The Law And Order DemocratsSusan B. Garland
The words almost sound as if they could have come from that master of law-and-order rhetoric, Richard M. Nixon. During the past month, President Clinton hasn't missed a chance to decry violent crime and to stump for legislation expanding the federal death penalty and funding more police. "Our people have the right to feel safe where they live, work, play, and go to school," Clinton said in an Oct. 9 radio address.
As fear of crime rises (chart), Democrats are refusing to let the Republicans clobber them on the issue. And the GOP is discovering that knee-jerk opposition to gun control is suddenly a liability. As a result, the politics of crime are dominant this fall. In gubernatorial contests in New Jersey and Virginia, candidates are out-toughing each other. And New York City Mayor David N. Dinkins, in a tight race with former GOP prosecutor Rudolph Giuliani, talks constantly about gun control and getting more cops on the street.
For years, Democrats have reflexively denounced GOP anticrime initiatives as thinly disguised racism. Their defensiveness hit its nadir in the 1988 Presidential campaign, when George Bush made furloughed rapist Willie Horton the GOP poster boy.
What has changed? Voter frustration is rising, and Americans want something--almost anything--to be done. "The public knows that prisons don't solve the crime problem," says University of California at Los Angeles criminologist James Q. Wilson. "But it knows that someone in prison won't be raping or robbing outside of prison." White middle-class fears have risen with every carjacking and drive-by shooting. But blacks, too, are demanding action against the tide of inner-city violence. A survey by Fabrizio & McLaughlin, a Republican polling firm, found that blacks favor the death penalty for murderers by a nearly 2-to-1 margin. "A lot of black neighborhoods would love to have 10 policemen on every street," says analyst David Bositis of the Joint Center for Political & Economic Studies, a Washington think tank.
HOGTIED. This attitudinal change frees Democrats to take the offensive--and lets Clinton strengthen his credentials as a moderate. "This is a new issue for the Democrats, but it's our people--working people--who are being hurt," says Paul E. Begala, an adviser to both Clinton and New Jersey Governor Jim Florio.

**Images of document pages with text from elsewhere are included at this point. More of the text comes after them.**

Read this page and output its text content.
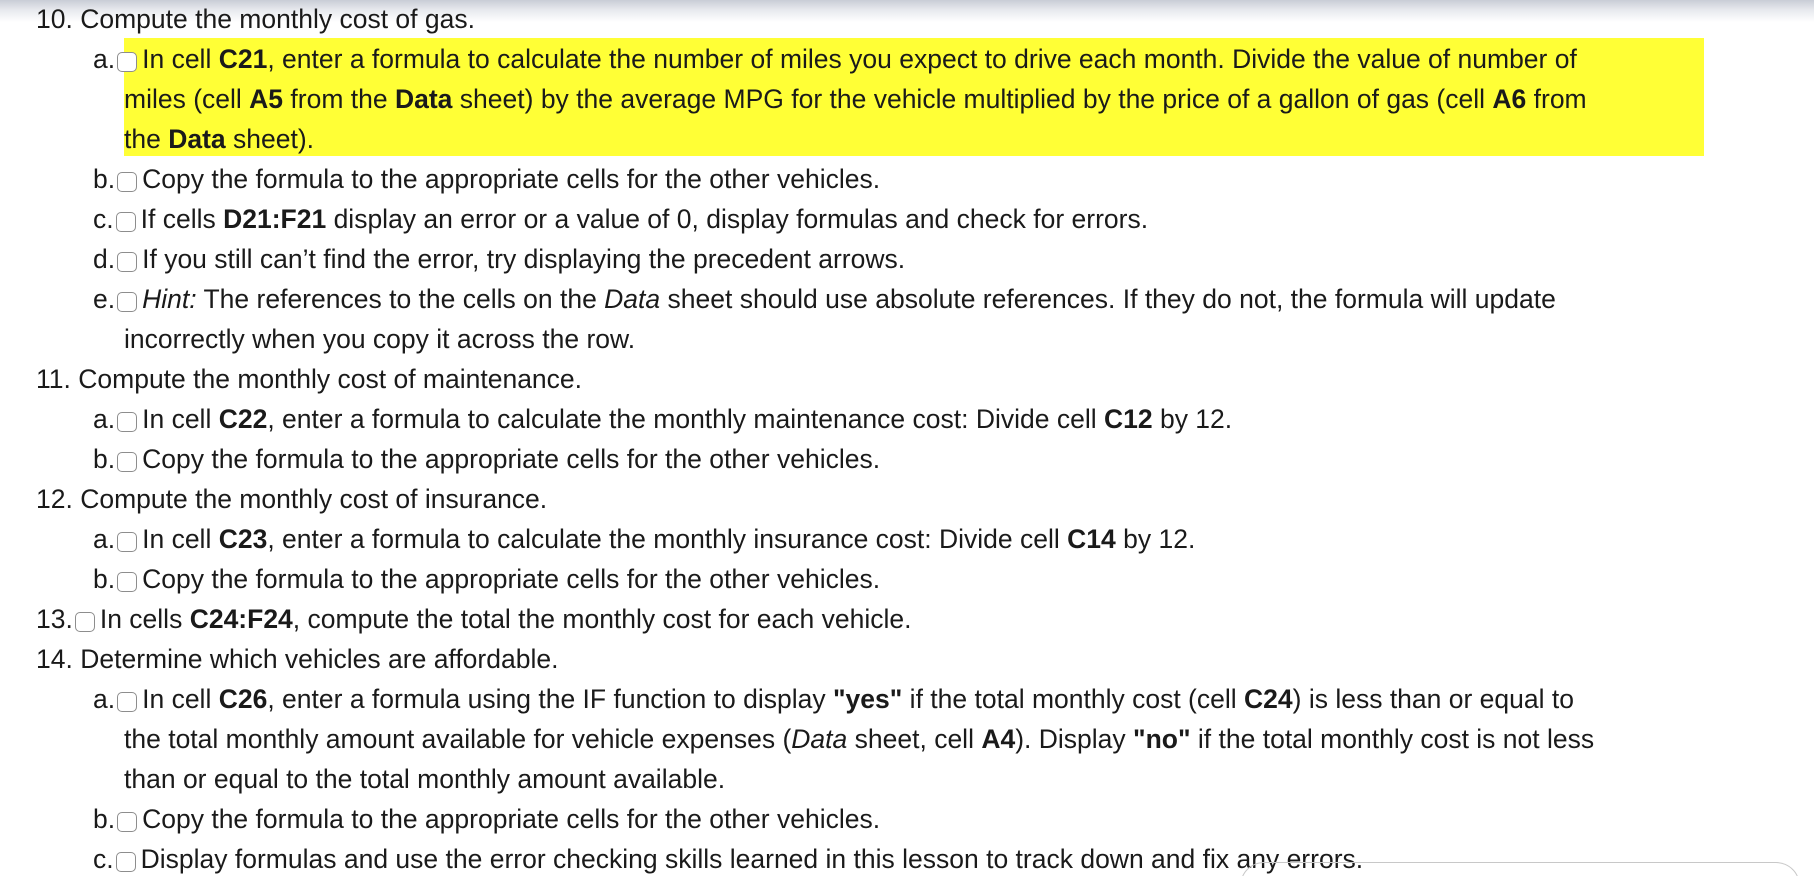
10. Compute the monthly cost of gas.
a. In cell C21, enter a formula to calculate the number of miles you expect to drive each month. Divide the value of number of
miles (cell A5 from the Data sheet) by the average MPG for the vehicle multiplied by the price of a gallon of gas (cell A6 from
the Data sheet).
b. Copy the formula to the appropriate cells for the other vehicles.
c. If cells D21:F21 display an error or a value of 0, display formulas and check for errors.
d. If you still can’t find the error, try displaying the precedent arrows.
e. Hint: The references to the cells on the Data sheet should use absolute references. If they do not, the formula will update
incorrectly when you copy it across the row.
11. Compute the monthly cost of maintenance.
a. In cell C22, enter a formula to calculate the monthly maintenance cost: Divide cell C12 by 12.
b. Copy the formula to the appropriate cells for the other vehicles.
12. Compute the monthly cost of insurance.
a. In cell C23, enter a formula to calculate the monthly insurance cost: Divide cell C14 by 12.
b. Copy the formula to the appropriate cells for the other vehicles.
13. In cells C24:F24, compute the total the monthly cost for each vehicle.
14. Determine which vehicles are affordable.
a. In cell C26, enter a formula using the IF function to display "yes" if the total monthly cost (cell C24) is less than or equal to
the total monthly amount available for vehicle expenses (Data sheet, cell A4). Display "no" if the total monthly cost is not less
than or equal to the total monthly amount available.
b. Copy the formula to the appropriate cells for the other vehicles.
c. Display formulas and use the error checking skills learned in this lesson to track down and fix any errors.
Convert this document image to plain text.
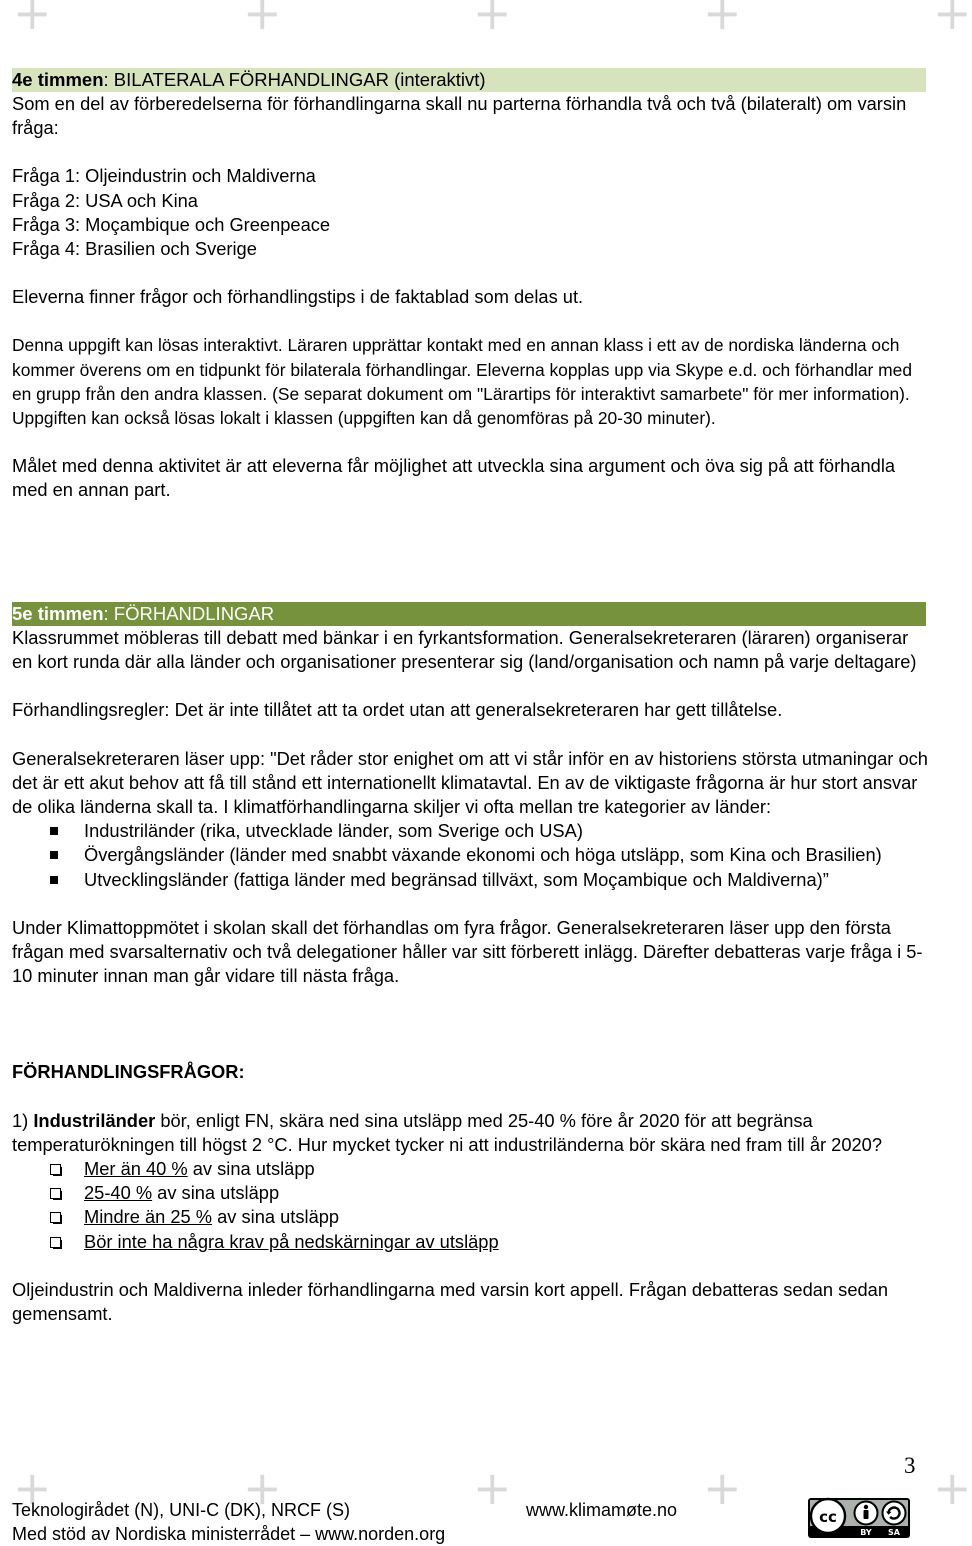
+	+	+	+	+
+	+	+	+	+
4e timmen: BILATERALA FÖRHANDLINGAR (interaktivt)

Som en del av förberedelserna för förhandlingarna skall nu parterna förhandla två och två (bilateralt) om varsin fråga:

Fråga 1: Oljeindustrin och Maldiverna

Fråga 2: USA och Kina

Fråga 3: Moçambique och Greenpeace

Fråga 4: Brasilien och Sverige

Eleverna finner frågor och förhandlingstips i de faktablad som delas ut.

Denna uppgift kan lösas interaktivt. Läraren upprättar kontakt med en annan klass i ett av de nordiska länderna och kommer överens om en tidpunkt för bilaterala förhandlingar. Eleverna kopplas upp via Skype e.d. och förhandlar med en grupp från den andra klassen. (Se separat dokument om "Lärartips för interaktivt samarbete" för mer information). Uppgiften kan också lösas lokalt i klassen (uppgiften kan då genomföras på 20-30 minuter).

Målet med denna aktivitet är att eleverna får möjlighet att utveckla sina argument och öva sig på att förhandla med en annan part.

5e timmen: FÖRHANDLINGAR

Klassrummet möbleras till debatt med bänkar i en fyrkantsformation. Generalsekreteraren (läraren) organiserar en kort runda där alla länder och organisationer presenterar sig (land/organisation och namn på varje deltagare)

Förhandlingsregler: Det är inte tillåtet att ta ordet utan att generalsekreteraren har gett tillåtelse.

Generalsekreteraren läser upp: "Det råder stor enighet om att vi står inför en av historiens största utmaningar och det är ett akut behov att få till stånd ett internationellt klimatavtal. En av de viktigaste frågorna är hur stort ansvar de olika länderna skall ta. I klimatförhandlingarna skiljer vi ofta mellan tre kategorier av länder:

Industriländer (rika, utvecklade länder, som Sverige och USA)
Övergångsländer (länder med snabbt växande ekonomi och höga utsläpp, som Kina och Brasilien)
Utvecklingsländer (fattiga länder med begränsad tillväxt, som Moçambique och Maldiverna)”

Under Klimattoppmötet i skolan skall det förhandlas om fyra frågor. Generalsekreteraren läser upp den första frågan med svarsalternativ och två delegationer håller var sitt förberett inlägg. Därefter debatteras varje fråga i 5-10 minuter innan man går vidare till nästa fråga.

FÖRHANDLINGSFRÅGOR:

1) Industriländer bör, enligt FN, skära ned sina utsläpp med 25-40 % före år 2020 för att begränsa temperaturökningen till högst 2 °C. Hur mycket tycker ni att industriländerna bör skära ned fram till år 2020?

Mer än 40 % av sina utsläpp
25-40 % av sina utsläpp
Mindre än 25 % av sina utsläpp
Bör inte ha några krav på nedskärningar av utsläpp

Oljeindustrin och Maldiverna inleder förhandlingarna med varsin kort appell. Frågan debatteras sedan sedan gemensamt.

3
Teknologirådet (N), UNI-C (DK), NRCF (S)	www.klimamøte.no
Med stöd av Nordiska ministerrådet – www.norden.org
cc
BY SA
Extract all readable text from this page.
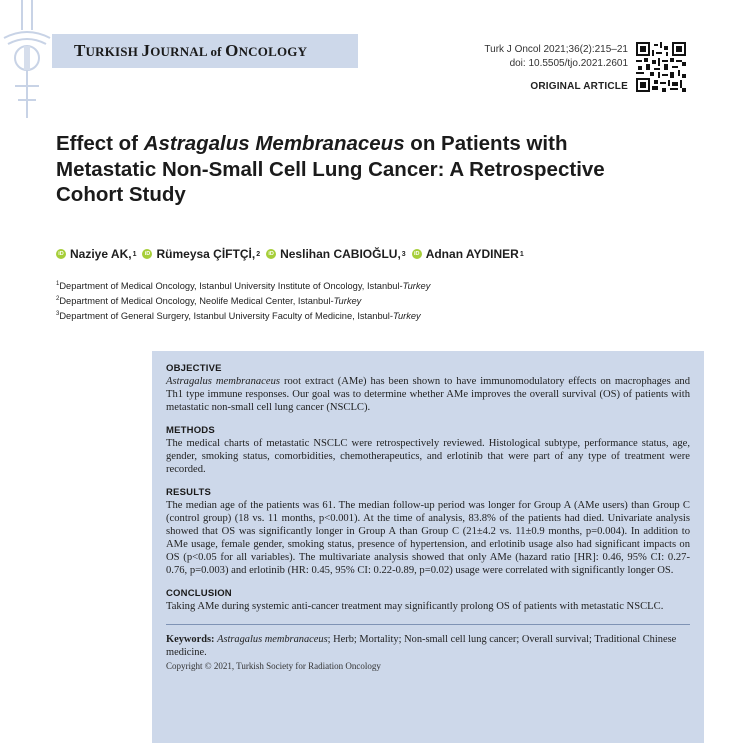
TURKISH JOURNAL of ONCOLOGY	Turk J Oncol 2021;36(2):215–21
doi: 10.5505/tjo.2021.2601
ORIGINAL ARTICLE
Effect of Astragalus Membranaceus on Patients with Metastatic Non-Small Cell Lung Cancer: A Retrospective Cohort Study
iD
Naziye AK, 1 iD Rümeysa ÇİFTÇİ, 2 iD Neslihan CABIOĞLU, 3 iD Adnan AYDINER 1
$^1$Department of Medical Oncology, Istanbul University Institute of Oncology, Istanbul-Turkey
$^2$Department of Medical Oncology, Neolife Medical Center, Istanbul-Turkey
$^3$Department of General Surgery, Istanbul University Faculty of Medicine, Istanbul-Turkey

OBJECTIVE

Astragalus membranaceus root extract (AMe) has been shown to have immunomodulatory effects on macrophages and Th1 type immune responses. Our goal was to determine whether AMe improves the overall survival (OS) of patients with metastatic non-small cell lung cancer (NSCLC).

METHODS

The medical charts of metastatic NSCLC were retrospectively reviewed. Histological subtype, performance status, age, gender, smoking status, comorbidities, chemotherapeutics, and erlotinib that were part of any type of treatment were recorded.

RESULTS

The median age of the patients was 61. The median follow-up period was longer for Group A (AMe users) than Group C (control group) (18 vs. 11 months, p<0.001). At the time of analysis, 83.8% of the patients had died. Univariate analysis showed that OS was significantly longer in Group A than Group C (21±4.2 vs. 11±0.9 months, p=0.004). In addition to AMe usage, female gender, smoking status, presence of hypertension, and erlotinib usage also had significant impacts on OS (p<0.05 for all variables). The multivariate analysis showed that only AMe (hazard ratio [HR]: 0.46, 95% CI: 0.27-0.76, p=0.003) and erlotinib (HR: 0.45, 95% CI: 0.22-0.89, p=0.02) usage were correlated with significantly longer OS.

CONCLUSION

Taking AMe during systemic anti-cancer treatment may significantly prolong OS of patients with metastatic NSCLC.

Keywords: Astragalus membranaceus; Herb; Mortality; Non-small cell lung cancer; Overall survival; Traditional Chinese medicine.

Copyright © 2021, Turkish Society for Radiation Oncology
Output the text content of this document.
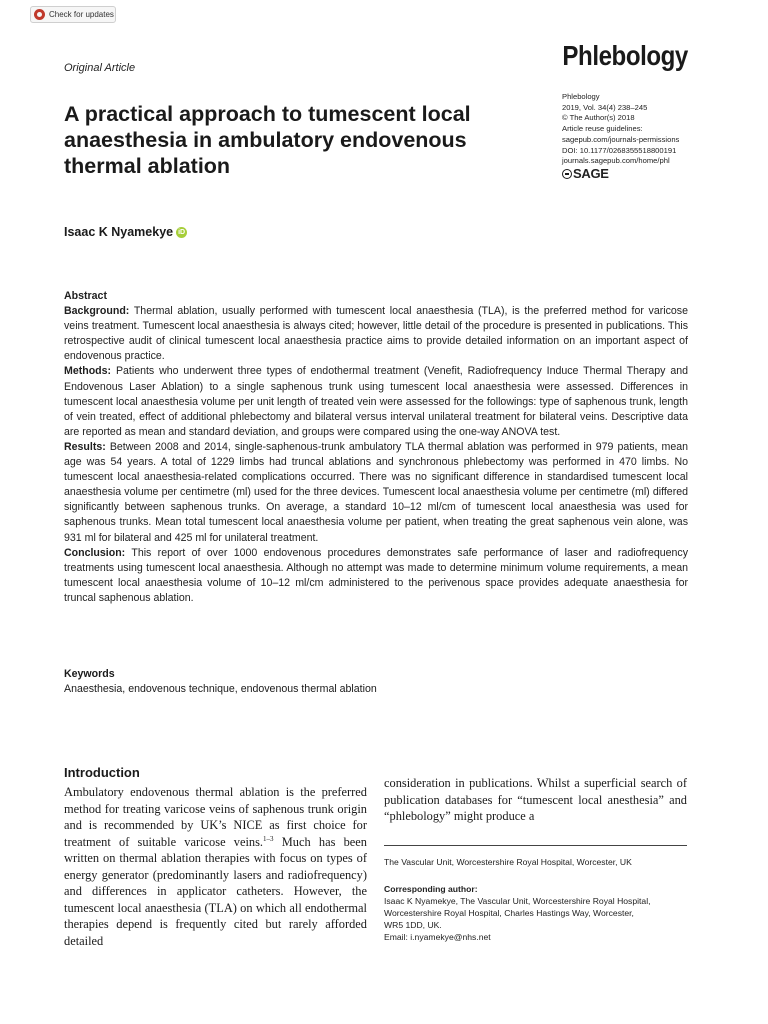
Check for updates
Original Article	Phlebology
A practical approach to tumescent local anaesthesia in ambulatory endovenous thermal ablation
Phlebology
2019, Vol. 34(4) 238–245
© The Author(s) 2018
Article reuse guidelines:
sagepub.com/journals-permissions
DOI: 10.1177/0268355518800191
journals.sagepub.com/home/phl
SAGE
Isaac K Nyamekye iD

Abstract

Background: Thermal ablation, usually performed with tumescent local anaesthesia (TLA), is the preferred method for varicose veins treatment. Tumescent local anaesthesia is always cited; however, little detail of the procedure is presented in publications. This retrospective audit of clinical tumescent local anaesthesia practice aims to provide detailed information on an important aspect of endovenous practice.

Methods: Patients who underwent three types of endothermal treatment (Venefit, Radiofrequency Induce Thermal Therapy and Endovenous Laser Ablation) to a single saphenous trunk using tumescent local anaesthesia were assessed. Differences in tumescent local anaesthesia volume per unit length of treated vein were assessed for the followings: type of saphenous trunk, length of vein treated, effect of additional phlebectomy and bilateral versus interval unilateral treatment for bilateral veins. Descriptive data are reported as mean and standard deviation, and groups were compared using the one-way ANOVA test.

Results: Between 2008 and 2014, single-saphenous-trunk ambulatory TLA thermal ablation was performed in 979 patients, mean age was 54 years. A total of 1229 limbs had truncal ablations and synchronous phlebectomy was performed in 470 limbs. No tumescent local anaesthesia-related complications occurred. There was no significant difference in standardised tumescent local anaesthesia volume per centimetre (ml) used for the three devices. Tumescent local anaesthesia volume per centimetre (ml) differed significantly between saphenous trunks. On average, a standard 10–12 ml/cm of tumescent local anaesthesia was used for saphenous trunks. Mean total tumescent local anaesthesia volume per patient, when treating the great saphenous vein alone, was 931 ml for bilateral and 425 ml for unilateral treatment.

Conclusion: This report of over 1000 endovenous procedures demonstrates safe performance of laser and radiofrequency treatments using tumescent local anaesthesia. Although no attempt was made to determine minimum volume requirements, a mean tumescent local anaesthesia volume of 10–12 ml/cm administered to the perivenous space provides adequate anaesthesia for truncal saphenous ablation.

Keywords
Anaesthesia, endovenous technique, endovenous thermal ablation
Introduction
Ambulatory endovenous thermal ablation is the preferred method for treating varicose veins of saphenous trunk origin and is recommended by UK’s NICE as first choice for treatment of suitable varicose veins.$^{1-3}$ Much has been written on thermal ablation therapies with focus on types of energy generator (predominantly lasers and radiofrequency) and differences in applicator catheters. However, the tumescent local anaesthesia (TLA) on which all endothermal therapies depend is frequently cited but rarely afforded detailed
consideration in publications. Whilst a superficial search of publication databases for “tumescent local anesthesia” and “phlebology” might produce a
The Vascular Unit, Worcestershire Royal Hospital, Worcester, UK
Corresponding author:
Isaac K Nyamekye, The Vascular Unit, Worcestershire Royal Hospital,
Worcestershire Royal Hospital, Charles Hastings Way, Worcester,
WR5 1DD, UK.
Email: i.nyamekye@nhs.net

If Democrats were long paralyzed on crime by fears of black reaction, many Republicans are hogtied by opposition to gun control. A survey by Yankelovich Partners Inc. in August found that 65% of Americans want stricter controls on guns as part of any anticrime legislation. Anti-gun-control stances are hurting the GOP in New Jersey and Virginia. Florio, who won a ban on semi-automatic assault weapons, has Republican Christine Todd Whitman scrambling to defend her position that some firearms should be removed from the prohibited list. In the tight Virginia race, Democrat Mary Sue Terry has scored points by blasting opponent George F. Allen's opposition to a one-per-month limit on handgun purchases.
Elsewhere, Democratic governors are seizing the issue. Florida Governor Lawton Chiles, prodded by a tourist industry fearing catastrophe after the murders of foreign visitors, donned a bullet-proof vest to ride with the Miami police in September. The state legislature will consider a crackdown on guns and juvenile crime in a November special session. In Colorado, Democratic Governor Roy Romer, spurred by drive-by shootings in Denver during the summer, won passage of a measure requiring teenage felons to be jailed with adults.
PRISON POWER. The GOP isn't about to concede the issue. In Los Angeles, for example, Republican businessman Richard Riordan was elected mayor by promising that he was "Tough Enough to Turn L.A. Around." But Democratic inroads are worrisome. "If the Democrats can coopt the crime agenda, the Republicans will have lost a defining issue," says GOP consultant Jay Severin III. "You can't lose crime and the cold war and retain your identity."
The biggest danger is that Clinton will succeed in seizing the issue on the national level. When he headed the centrist Democratic Leadership Council, urged the party to move beyond searching for societal causes of crime--and to emphasize law enforcement instead. Although Attorney General Janet Reno favors concentrating on the "root causes" of crime, Clinton plans to get tough in a crime bill the Senate plans to take up this month. "Our message on crime is simple--more cops and fewer guns," says White House aide Bruce Reed.
The bill, similar to one vetoed last year by President Bush, who opposed its gun-control provisions, has broad bipartisan support. It would authorize $3.4 billion for 50,000 new police officers--a start on the 100,000 Clinton promised during the campaign. It would expand the number of federal crimes subject to the death penalty and limit appeals of state death sentences in federal courts. Clinton also supports a five-day waiting period on gun purchases and a ban on assault weapons.
For now, the Democrats' anticrime onslaught has put the GOP on the defensive. But in the longer run, Republicans aren't sure the offensive can succeed. "A Democrat talking about crime is like a eunuch talking about great sex," says Severin. "There's always a disparity between the rhetoric and their ability to produce." For now, the tough Democratic talk looks like a winner. But the GOP will be ready to make Clinton pay the price if his high-profile campaign doesn't make the streets any safer.